How many other evangelical Christians are committed to animal liberation? How many others have my experiences, at ESA and at PETA in the U.S. and Europe?  Not many. And while the number of Christians who are rethinking the human/nonhuman animal relationship is growing like wheatgrass in Berkeley, there aren’t many (yet) who are willing and able to beat the drum loud and long. Jesus gave me these passions for a reason. I’m on this path with confidence that my purpose is ordained by God. 

Maybe I’m too used to short-term victories. Quick payoffs. This is a long-haul kind of endeavor. So, after I replied to the kind man at Baker, I sucked up my self-pity and submitted queries to two literary agents today. And I’ll keep risking, writing, thinking, talking, and sometimes shouting as long as it freaking takes.
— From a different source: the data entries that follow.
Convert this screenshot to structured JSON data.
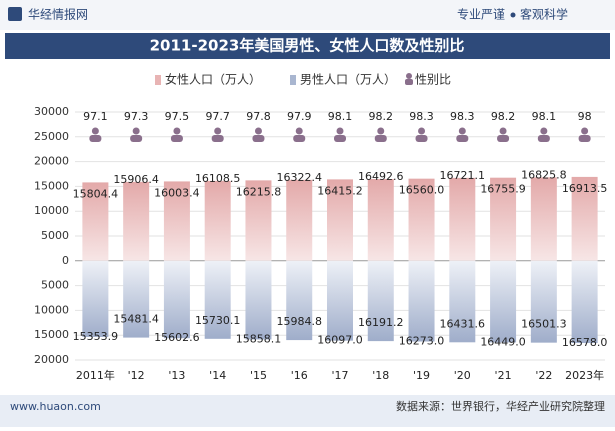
{
  "header": {
    "brand": "华经情报网",
    "slogan_left": "专业严谨",
    "slogan_right": "客观科学"
  },
  "chart_data": {
    "type": "bar",
    "title": "2011-2023年美国男性、女性人口数及性别比",
    "categories": [
      "2011年",
      "'12",
      "'13",
      "'14",
      "'15",
      "'16",
      "'17",
      "'18",
      "'19",
      "'20",
      "'21",
      "'22",
      "2023年"
    ],
    "series": [
      {
        "name": "女性人口（万人）",
        "color": "#e8b4b4",
        "values": [
          15804.4,
          15906.4,
          16003.4,
          16108.5,
          16215.8,
          16322.4,
          16415.2,
          16492.6,
          16560.0,
          16721.1,
          16755.9,
          16825.8,
          16913.5
        ],
        "value_labels": [
          "15804.4",
          "15906.4",
          "16003.4",
          "16108.5",
          "16215.8",
          "16322.4",
          "16415.2",
          "16492.6",
          "16560.0",
          "16721.1",
          "16755.9",
          "16825.8",
          "16913.5"
        ]
      },
      {
        "name": "男性人口（万人）",
        "color": "#a9b6d0",
        "values": [
          -15353.9,
          -15481.4,
          -15602.6,
          -15730.1,
          -15858.1,
          -15984.8,
          -16097.0,
          -16191.2,
          -16273.0,
          -16431.6,
          -16449.0,
          -16501.3,
          -16578.0
        ],
        "value_labels": [
          "15353.9",
          "15481.4",
          "15602.6",
          "15730.1",
          "15858.1",
          "15984.8",
          "16097.0",
          "16191.2",
          "16273.0",
          "16431.6",
          "16449.0",
          "16501.3",
          "16578.0"
        ]
      },
      {
        "name": "性别比",
        "color": "#8a6f8c",
        "values": [
          97.1,
          97.3,
          97.5,
          97.7,
          97.8,
          97.9,
          98.1,
          98.2,
          98.3,
          98.3,
          98.2,
          98.1,
          98
        ]
      }
    ],
    "ylim": [
      -20000,
      30000
    ],
    "yticks": [
      {
        "value": -20000,
        "label": "20000"
      },
      {
        "value": -15000,
        "label": "15000"
      },
      {
        "value": -10000,
        "label": "10000"
      },
      {
        "value": -5000,
        "label": "5000"
      },
      0,
      5000,
      10000,
      15000,
      20000,
      25000,
      30000
    ],
    "grid": true
  },
  "footer": {
    "website": "www.huaon.com",
    "source": "数据来源：世界银行，华经产业研究院整理"
  }
}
Bring it on, rejection. Bring. it. on.  

evangelical animal liberation theology

It sounds like nonsense. If you take the Bible seriously, as evangelicals do, you can’t possibly mine from it a theology of animal liberation. Likewise, liberation theologians may find the idea of turning our liberatory efforts towards nonhuman animals a bit premature when billions of human animals live in oppression.
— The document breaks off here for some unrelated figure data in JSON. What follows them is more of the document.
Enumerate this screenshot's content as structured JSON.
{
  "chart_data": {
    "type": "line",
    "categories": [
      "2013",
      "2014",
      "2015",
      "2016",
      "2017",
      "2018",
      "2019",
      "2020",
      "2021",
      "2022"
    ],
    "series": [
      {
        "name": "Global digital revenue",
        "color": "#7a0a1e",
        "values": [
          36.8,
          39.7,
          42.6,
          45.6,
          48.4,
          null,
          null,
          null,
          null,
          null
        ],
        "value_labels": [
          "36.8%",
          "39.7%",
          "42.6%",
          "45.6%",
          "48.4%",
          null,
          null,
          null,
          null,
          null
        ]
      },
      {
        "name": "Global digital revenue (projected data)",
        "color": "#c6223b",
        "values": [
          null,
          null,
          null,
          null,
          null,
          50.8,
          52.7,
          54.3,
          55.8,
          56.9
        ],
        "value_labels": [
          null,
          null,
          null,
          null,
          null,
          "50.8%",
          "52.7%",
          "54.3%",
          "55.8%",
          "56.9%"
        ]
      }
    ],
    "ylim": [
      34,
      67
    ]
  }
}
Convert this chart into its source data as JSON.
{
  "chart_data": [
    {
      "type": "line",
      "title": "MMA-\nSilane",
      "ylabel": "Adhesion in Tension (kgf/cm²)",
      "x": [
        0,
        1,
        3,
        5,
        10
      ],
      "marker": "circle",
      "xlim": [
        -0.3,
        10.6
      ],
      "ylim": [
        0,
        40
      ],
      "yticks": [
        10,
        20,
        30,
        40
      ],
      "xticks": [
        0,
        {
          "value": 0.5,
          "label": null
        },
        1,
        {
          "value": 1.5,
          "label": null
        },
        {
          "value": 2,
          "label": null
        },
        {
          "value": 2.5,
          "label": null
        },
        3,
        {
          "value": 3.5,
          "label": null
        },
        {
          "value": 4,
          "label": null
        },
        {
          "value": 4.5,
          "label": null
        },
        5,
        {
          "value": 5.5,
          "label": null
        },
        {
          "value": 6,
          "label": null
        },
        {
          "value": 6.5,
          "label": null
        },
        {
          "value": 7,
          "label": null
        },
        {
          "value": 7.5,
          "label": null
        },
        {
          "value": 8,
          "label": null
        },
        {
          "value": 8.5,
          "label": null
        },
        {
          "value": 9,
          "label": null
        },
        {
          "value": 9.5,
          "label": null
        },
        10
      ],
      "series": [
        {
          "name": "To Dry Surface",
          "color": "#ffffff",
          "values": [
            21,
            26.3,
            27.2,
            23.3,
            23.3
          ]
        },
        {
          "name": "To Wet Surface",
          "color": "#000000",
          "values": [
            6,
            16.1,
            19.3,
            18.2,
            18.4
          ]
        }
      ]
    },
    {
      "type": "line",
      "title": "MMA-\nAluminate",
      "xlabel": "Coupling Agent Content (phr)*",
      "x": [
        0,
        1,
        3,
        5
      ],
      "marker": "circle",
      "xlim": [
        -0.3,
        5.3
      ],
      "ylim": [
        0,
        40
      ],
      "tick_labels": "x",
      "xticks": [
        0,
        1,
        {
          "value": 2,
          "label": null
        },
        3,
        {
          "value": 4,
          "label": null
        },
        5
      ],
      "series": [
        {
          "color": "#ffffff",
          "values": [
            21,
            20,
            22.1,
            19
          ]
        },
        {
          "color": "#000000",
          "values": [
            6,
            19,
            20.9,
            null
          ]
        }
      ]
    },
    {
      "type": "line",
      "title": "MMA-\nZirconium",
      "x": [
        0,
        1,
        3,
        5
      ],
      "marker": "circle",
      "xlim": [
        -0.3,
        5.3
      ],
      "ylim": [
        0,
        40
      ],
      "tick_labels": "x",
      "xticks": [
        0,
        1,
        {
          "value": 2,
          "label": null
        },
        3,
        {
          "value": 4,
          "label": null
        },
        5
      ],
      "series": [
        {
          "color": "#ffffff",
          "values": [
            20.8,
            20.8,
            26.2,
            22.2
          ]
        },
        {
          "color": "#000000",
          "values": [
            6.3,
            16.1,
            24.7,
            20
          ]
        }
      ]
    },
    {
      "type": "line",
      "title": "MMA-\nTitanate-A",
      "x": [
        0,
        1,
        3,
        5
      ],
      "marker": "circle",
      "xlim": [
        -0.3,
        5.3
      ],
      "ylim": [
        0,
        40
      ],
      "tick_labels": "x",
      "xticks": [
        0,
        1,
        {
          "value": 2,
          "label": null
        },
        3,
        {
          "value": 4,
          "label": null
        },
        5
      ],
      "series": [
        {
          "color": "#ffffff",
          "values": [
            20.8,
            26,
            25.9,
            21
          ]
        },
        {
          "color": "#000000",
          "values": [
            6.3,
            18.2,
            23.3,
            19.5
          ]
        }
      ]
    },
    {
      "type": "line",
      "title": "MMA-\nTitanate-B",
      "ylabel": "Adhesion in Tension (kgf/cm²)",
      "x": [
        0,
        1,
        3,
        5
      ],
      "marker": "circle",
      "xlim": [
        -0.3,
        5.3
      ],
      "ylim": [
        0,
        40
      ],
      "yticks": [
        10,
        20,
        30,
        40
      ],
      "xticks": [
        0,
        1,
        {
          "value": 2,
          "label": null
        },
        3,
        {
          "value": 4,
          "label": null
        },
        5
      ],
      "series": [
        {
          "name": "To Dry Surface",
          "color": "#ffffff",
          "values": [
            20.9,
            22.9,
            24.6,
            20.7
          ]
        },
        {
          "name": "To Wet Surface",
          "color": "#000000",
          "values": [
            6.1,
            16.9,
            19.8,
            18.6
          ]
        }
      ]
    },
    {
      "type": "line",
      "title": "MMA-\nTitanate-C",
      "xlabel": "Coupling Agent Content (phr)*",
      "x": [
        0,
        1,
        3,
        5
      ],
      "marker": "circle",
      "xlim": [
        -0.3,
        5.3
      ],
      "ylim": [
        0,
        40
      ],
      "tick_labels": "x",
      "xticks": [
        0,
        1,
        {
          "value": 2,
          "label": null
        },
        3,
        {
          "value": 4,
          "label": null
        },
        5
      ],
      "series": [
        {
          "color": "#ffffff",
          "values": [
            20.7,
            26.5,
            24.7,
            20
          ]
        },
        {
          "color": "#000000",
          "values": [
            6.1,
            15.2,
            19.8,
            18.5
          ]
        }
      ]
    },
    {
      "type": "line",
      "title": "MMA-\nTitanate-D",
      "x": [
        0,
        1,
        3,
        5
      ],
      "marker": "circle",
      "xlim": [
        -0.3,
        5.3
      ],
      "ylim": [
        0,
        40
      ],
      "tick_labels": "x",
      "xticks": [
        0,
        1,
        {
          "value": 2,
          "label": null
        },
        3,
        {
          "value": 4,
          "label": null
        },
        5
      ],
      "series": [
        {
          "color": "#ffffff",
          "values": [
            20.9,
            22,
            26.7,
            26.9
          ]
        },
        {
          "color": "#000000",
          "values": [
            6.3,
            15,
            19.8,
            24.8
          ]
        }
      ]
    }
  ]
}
A lifelong Jesus follower and committed advocate for nonhuman animals, I resisted the idea myself for years. “Talking out of both sides of your mouth,” one professor says (not about this, something else, but I think it would apply). But the four words won’t separate themselves. Evangelical animal liberation theology.

Evangelical. Because it is rooted in the good news of Christ, a message for all, and particularly for those, regardless of their species, who have been marginalized and otherized to such an extent that we no longer refer to them by name, but by their parts. No longer individual created beings, named by Adam, they are known by how they serve the powerful.

Animal. Because this is a theology for all animals – human and nonhuman alike.

Liberation. Because this is a theology of freedom for all. Freedom from harm, freedom from the shackles of greed and power. It is a theology that takes seriously the visions of the prophets of a peaceful reign of God, and it is a theology that takes seriously Jesus’ prayer: “Your kingdom come, Your will be done. On earth, as it is in heaven.”

Theology. Because this is an attempt, first and foremost, to listen to God, to serve God, and to share God’s love with the whole world.

It seems risky. It seems hard. I don’t feel up to the task, and I don’t feel equipped.

And I think that’s exactly where God wants me.